Working on pickle file with custom data

eranb · January 11, 2021, 2:58pm

I create custom data with torchvision datasets and I have a pickle file that I want to load.
The size of the pickle file is 79600x1x30 (batch, class, len of the vector).
I work with the getitem function, I tried to divide this pickle file, but it didn’t work.
There is some function that slices the pickle file or takes a batch from him?

ptrblck · January 19, 2021, 9:40am

I assume you are loading a tensor or e.g. numpy array from the pickle file?
If so, what kind of error are you seeing in the __getitem__ by indexing this object?

eranb · January 20, 2021, 1:33pm

The size of my pickle file is 19700x4
I’m trying to work with 32-batch, but it does not divide the size of the pickle (row), so it takes all the rows, e.g: (32, 19700, 4). and it needs to be (32,4).
I don’t know where I’m wrong I think I need to define the sampler.

code:
class ROboDataset(Dataset):
def init(self, root, path, train=True, transform=None):
self.root = root
self.path = path
self.train = train
self.transform = transform

def __getitem__(self, index):
    root = self.root
    path = self.path
    data = pickle.load(file=open(os.path.join(root, path), "rb"))


    features = data[0]
    target = data[1]

    if self.transform is not None:
        features = self.transform(features)

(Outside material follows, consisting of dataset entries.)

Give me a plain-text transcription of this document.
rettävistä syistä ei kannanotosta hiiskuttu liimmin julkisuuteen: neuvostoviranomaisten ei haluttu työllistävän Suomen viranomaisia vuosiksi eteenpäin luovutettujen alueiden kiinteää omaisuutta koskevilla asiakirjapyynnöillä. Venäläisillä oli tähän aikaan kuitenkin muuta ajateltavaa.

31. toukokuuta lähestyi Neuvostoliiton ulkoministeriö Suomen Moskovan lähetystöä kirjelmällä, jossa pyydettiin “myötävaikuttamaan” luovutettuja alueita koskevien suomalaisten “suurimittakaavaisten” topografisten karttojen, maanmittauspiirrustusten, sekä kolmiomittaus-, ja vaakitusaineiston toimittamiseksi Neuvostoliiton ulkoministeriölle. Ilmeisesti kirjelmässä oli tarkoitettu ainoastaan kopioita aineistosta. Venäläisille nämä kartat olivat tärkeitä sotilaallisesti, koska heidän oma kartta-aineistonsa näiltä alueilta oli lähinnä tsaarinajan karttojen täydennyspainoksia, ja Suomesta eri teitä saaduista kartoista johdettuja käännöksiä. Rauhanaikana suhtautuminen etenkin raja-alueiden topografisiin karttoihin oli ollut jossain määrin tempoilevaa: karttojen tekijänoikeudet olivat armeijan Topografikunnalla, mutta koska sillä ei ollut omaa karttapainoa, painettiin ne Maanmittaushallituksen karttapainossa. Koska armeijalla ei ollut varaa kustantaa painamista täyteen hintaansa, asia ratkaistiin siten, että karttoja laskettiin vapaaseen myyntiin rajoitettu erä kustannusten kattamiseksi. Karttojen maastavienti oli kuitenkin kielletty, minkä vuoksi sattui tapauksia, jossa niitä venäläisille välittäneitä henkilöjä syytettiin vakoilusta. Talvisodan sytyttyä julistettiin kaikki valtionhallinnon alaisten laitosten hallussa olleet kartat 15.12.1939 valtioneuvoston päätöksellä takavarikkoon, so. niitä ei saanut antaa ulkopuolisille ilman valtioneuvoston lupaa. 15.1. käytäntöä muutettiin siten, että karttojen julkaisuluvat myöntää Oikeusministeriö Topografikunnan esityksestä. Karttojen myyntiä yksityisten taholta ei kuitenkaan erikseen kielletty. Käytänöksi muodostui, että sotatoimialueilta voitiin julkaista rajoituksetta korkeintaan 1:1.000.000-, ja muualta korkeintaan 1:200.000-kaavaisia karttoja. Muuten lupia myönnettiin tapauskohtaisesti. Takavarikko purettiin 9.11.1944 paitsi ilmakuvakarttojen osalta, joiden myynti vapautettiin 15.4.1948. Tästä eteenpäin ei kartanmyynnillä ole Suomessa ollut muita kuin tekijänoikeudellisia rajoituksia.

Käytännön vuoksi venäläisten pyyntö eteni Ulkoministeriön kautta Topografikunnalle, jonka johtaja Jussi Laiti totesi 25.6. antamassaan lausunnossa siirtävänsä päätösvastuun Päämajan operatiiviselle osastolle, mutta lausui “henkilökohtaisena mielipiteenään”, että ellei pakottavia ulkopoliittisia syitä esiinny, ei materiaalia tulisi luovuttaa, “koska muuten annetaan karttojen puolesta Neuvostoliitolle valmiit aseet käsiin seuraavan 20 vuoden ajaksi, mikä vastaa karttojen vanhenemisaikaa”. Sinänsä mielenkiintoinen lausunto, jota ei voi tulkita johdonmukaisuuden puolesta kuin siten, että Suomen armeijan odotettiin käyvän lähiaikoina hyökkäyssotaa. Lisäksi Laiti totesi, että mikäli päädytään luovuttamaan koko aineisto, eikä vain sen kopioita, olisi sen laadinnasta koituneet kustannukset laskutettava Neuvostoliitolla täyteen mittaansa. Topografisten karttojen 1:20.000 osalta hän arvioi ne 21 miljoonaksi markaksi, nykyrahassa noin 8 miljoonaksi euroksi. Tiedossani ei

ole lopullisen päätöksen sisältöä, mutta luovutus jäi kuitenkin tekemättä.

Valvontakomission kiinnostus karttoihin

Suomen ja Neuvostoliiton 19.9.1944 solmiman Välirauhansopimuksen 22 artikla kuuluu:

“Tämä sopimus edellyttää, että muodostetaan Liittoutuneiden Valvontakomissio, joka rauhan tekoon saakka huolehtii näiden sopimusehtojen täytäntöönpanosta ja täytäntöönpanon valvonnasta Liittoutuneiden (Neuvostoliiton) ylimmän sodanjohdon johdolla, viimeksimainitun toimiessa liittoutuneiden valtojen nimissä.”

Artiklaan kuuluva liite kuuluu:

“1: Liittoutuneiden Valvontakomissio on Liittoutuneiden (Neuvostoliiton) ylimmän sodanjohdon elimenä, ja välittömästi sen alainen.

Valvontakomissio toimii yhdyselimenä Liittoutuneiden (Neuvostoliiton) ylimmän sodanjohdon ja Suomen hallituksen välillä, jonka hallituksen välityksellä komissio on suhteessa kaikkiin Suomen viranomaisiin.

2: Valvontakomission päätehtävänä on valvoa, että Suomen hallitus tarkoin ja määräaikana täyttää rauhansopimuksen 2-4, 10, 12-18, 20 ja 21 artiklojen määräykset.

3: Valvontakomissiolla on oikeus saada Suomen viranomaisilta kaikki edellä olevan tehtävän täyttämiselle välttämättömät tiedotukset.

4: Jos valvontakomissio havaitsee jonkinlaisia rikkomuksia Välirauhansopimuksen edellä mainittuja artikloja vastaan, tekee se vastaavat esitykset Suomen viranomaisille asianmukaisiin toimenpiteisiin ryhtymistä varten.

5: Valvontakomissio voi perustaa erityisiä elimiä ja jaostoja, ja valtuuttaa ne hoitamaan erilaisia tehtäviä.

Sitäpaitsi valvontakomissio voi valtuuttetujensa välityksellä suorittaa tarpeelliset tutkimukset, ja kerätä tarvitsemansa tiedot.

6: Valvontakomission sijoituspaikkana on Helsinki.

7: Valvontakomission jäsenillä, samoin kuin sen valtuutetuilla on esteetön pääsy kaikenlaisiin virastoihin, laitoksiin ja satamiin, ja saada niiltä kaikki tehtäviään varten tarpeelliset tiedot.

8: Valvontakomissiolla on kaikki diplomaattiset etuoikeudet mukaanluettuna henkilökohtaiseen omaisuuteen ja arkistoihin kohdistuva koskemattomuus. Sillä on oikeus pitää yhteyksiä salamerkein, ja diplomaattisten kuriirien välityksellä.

    return features, target

def __len__(self):
    data = pickle.load(file=open(os.path.join(self.root, self.path), "rb"))
    return len(data[0])

ptrblck · January 21, 2021, 5:57am

In your code snippet you are not using the index, but load the complete pickle file and split it into the features and target tensors. I assume you could load the file in the __init__ and index it in the __getitem__ using the passed index value.

eranb · January 21, 2021, 6:28am

Yes, I tried not to load it on init, but I see there is no other option.
Thanks.